Moreover, a number of crises in the 1990s and early 2000s (1994, 1998, 1999, 2000, and 2001, 5 crises within 7 years!) have thought everyone that the populist economic policies of the 1990s combined with political oppression (i.e. so called “28 February Process”) was a dead lock. It was not the way to go; enough was enough. The show was over, the sea was behind, the ship hit the rocks. The country has to change its route.
Last, but not the least, Mr. Erdogan’s charismatic leadership also contributed a lot in the fast recovery and dramatic social change process Turkey has been going through. He showed a leadership profile of young, energetic, charismatic, reformist, dynamic, and determinant. Under Erdogan leadership the whole mindset of the government has changed: the “ancient regime” based on autarchy, collectivism, closed borders, nationalism, protectionism and political oppression has passed away; a new regime emerged based on open borders, integration with the world, free trade, privatization, rule of law and free market economy. Turkey has been emerging as a Muslim country with a democratic, pluralist, secular political establishment. Islam, democracy and free market economy is harmonized and synthesized now in Turkey successfully.

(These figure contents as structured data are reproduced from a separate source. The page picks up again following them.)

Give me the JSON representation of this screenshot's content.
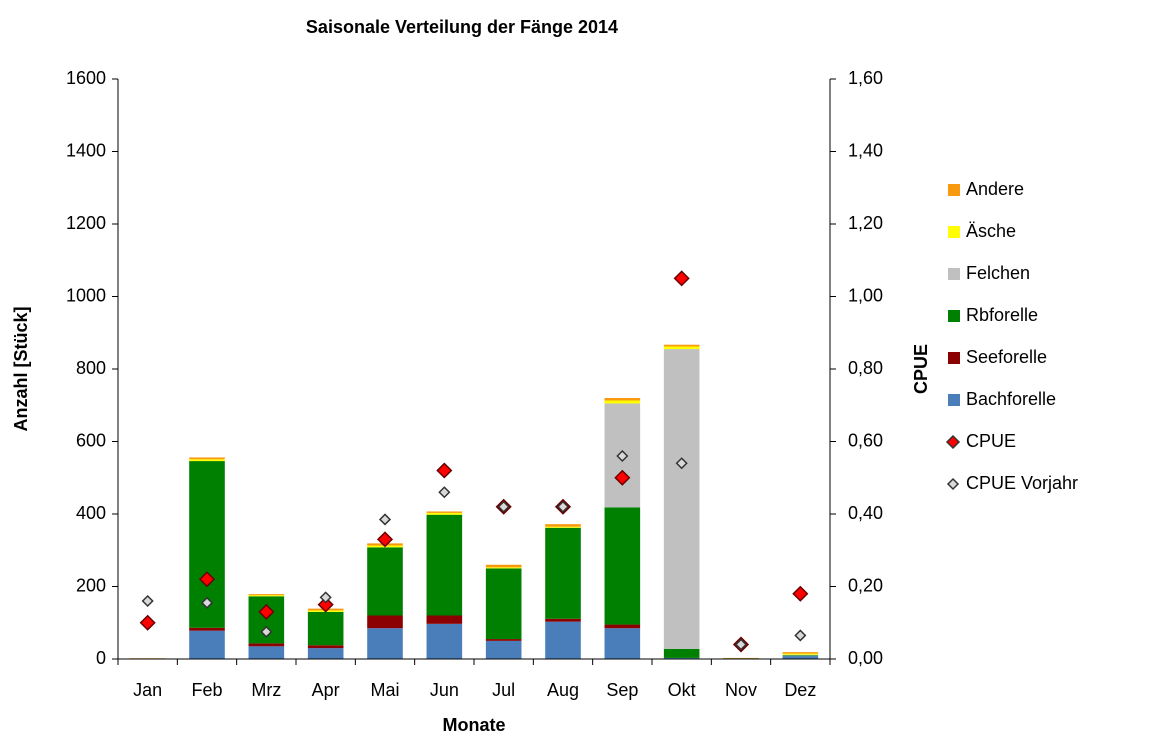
{
  "chart_data": {
    "type": "bar",
    "stacked": true,
    "title": "Saisonale Verteilung der Fänge 2014",
    "x_label": "Monate",
    "y_label": "Anzahl [Stück]",
    "y2_label": "CPUE",
    "categories": [
      "Jan",
      "Feb",
      "Mrz",
      "Apr",
      "Mai",
      "Jun",
      "Jul",
      "Aug",
      "Sep",
      "Okt",
      "Nov",
      "Dez"
    ],
    "series": [
      {
        "name": "Bachforelle",
        "color": "#4a7ebb",
        "values": [
          0,
          78,
          35,
          30,
          85,
          97,
          50,
          103,
          85,
          3,
          1,
          8
        ]
      },
      {
        "name": "Seeforelle",
        "color": "#8b0000",
        "values": [
          0,
          8,
          8,
          8,
          35,
          23,
          5,
          8,
          10,
          0,
          0,
          0
        ]
      },
      {
        "name": "Rbforelle",
        "color": "#008000",
        "values": [
          1,
          460,
          130,
          92,
          188,
          278,
          195,
          251,
          323,
          25,
          1,
          2
        ]
      },
      {
        "name": "Felchen",
        "color": "#c0c0c0",
        "values": [
          0,
          0,
          0,
          0,
          0,
          0,
          0,
          0,
          287,
          827,
          0,
          2
        ]
      },
      {
        "name": "Äsche",
        "color": "#ffff00",
        "values": [
          0,
          5,
          3,
          4,
          5,
          5,
          3,
          3,
          8,
          7,
          0,
          3
        ]
      },
      {
        "name": "Andere",
        "color": "#f79a0f",
        "values": [
          1,
          5,
          3,
          5,
          6,
          4,
          7,
          7,
          7,
          5,
          1,
          4
        ]
      },
      {
        "name": "CPUE",
        "type": "scatter",
        "axis": "y2",
        "color": "#ff0000",
        "values": [
          0.1,
          0.22,
          0.13,
          0.15,
          0.33,
          0.52,
          0.42,
          0.42,
          0.5,
          1.05,
          0.04,
          0.18
        ]
      },
      {
        "name": "CPUE Vorjahr",
        "type": "scatter",
        "axis": "y2",
        "color": "#d9d9d9",
        "values": [
          0.16,
          0.155,
          0.075,
          0.17,
          0.385,
          0.46,
          0.42,
          0.42,
          0.56,
          0.54,
          0.04,
          0.065
        ]
      }
    ],
    "ylim": [
      0,
      1600
    ],
    "yticks": [
      0,
      200,
      400,
      600,
      800,
      1000,
      1200,
      1400,
      1600
    ],
    "y2lim": [
      0,
      1.6
    ],
    "y2ticks": [
      {
        "value": 0,
        "label": "0,00"
      },
      {
        "value": 0.2,
        "label": "0,20"
      },
      {
        "value": 0.4,
        "label": "0,40"
      },
      {
        "value": 0.6,
        "label": "0,60"
      },
      {
        "value": 0.8,
        "label": "0,80"
      },
      {
        "value": 1.0,
        "label": "1,00"
      },
      {
        "value": 1.2,
        "label": "1,20"
      },
      {
        "value": 1.4,
        "label": "1,40"
      },
      {
        "value": 1.6,
        "label": "1,60"
      }
    ],
    "grid": false,
    "legend": "right"
  }
}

The ancient regime based on military-bureaucratic guardianship claimed that Turkey was “surrounded by seas from 3 sides, but enemies from 4 sides” i.e. everyone was our enemy; that “there is no friend to a Turk except another Turk”; that the whole world was against us; that there are not only “external enemies” but “internal enemies” too. Now in the new regime, we believe that these prepositions are nothing but a bunch of baseless, junk slogans used as instruments of ideological indoctrination. We now believe that we can be friends with all our neighbors; that there is no “internal enemy” but there could only be “criminal citizen”; that there are a lot of non-Turkish friends of Turkey around the world. For the first time in our Republican history, those military officers and bureaucrats who paved in the past the ways to military interventions are giving account before the Court. Citizens are now comfortably express themselves and their demands from the government; they are released from the ideological, legal and political chains they have been tied with for decades. And, again, for the first time in our Republican history, the Kurdish and the resulting terror problem is on the way to be solved through peaceful means. When the government respects the beliefs, customs, dress codes and life styles of the people, when the citizens start to breathe comfortably, that is, when they are free, then the ground is ready for recovery, growth, and development.
So, if you ask for 3 key concepts for the Turkish success story, I would say, “economic freedom, political freedom, and free market economy.” They are good, and I advise everyone to take them. Don’t get me wrong: I am not arguing that Turkey is paradise. There are a lot more to do on the way to strengthen the rule of law, limited government, pluralist democracy and free society. But clearly we are on the right track and we will try harder to proceed further.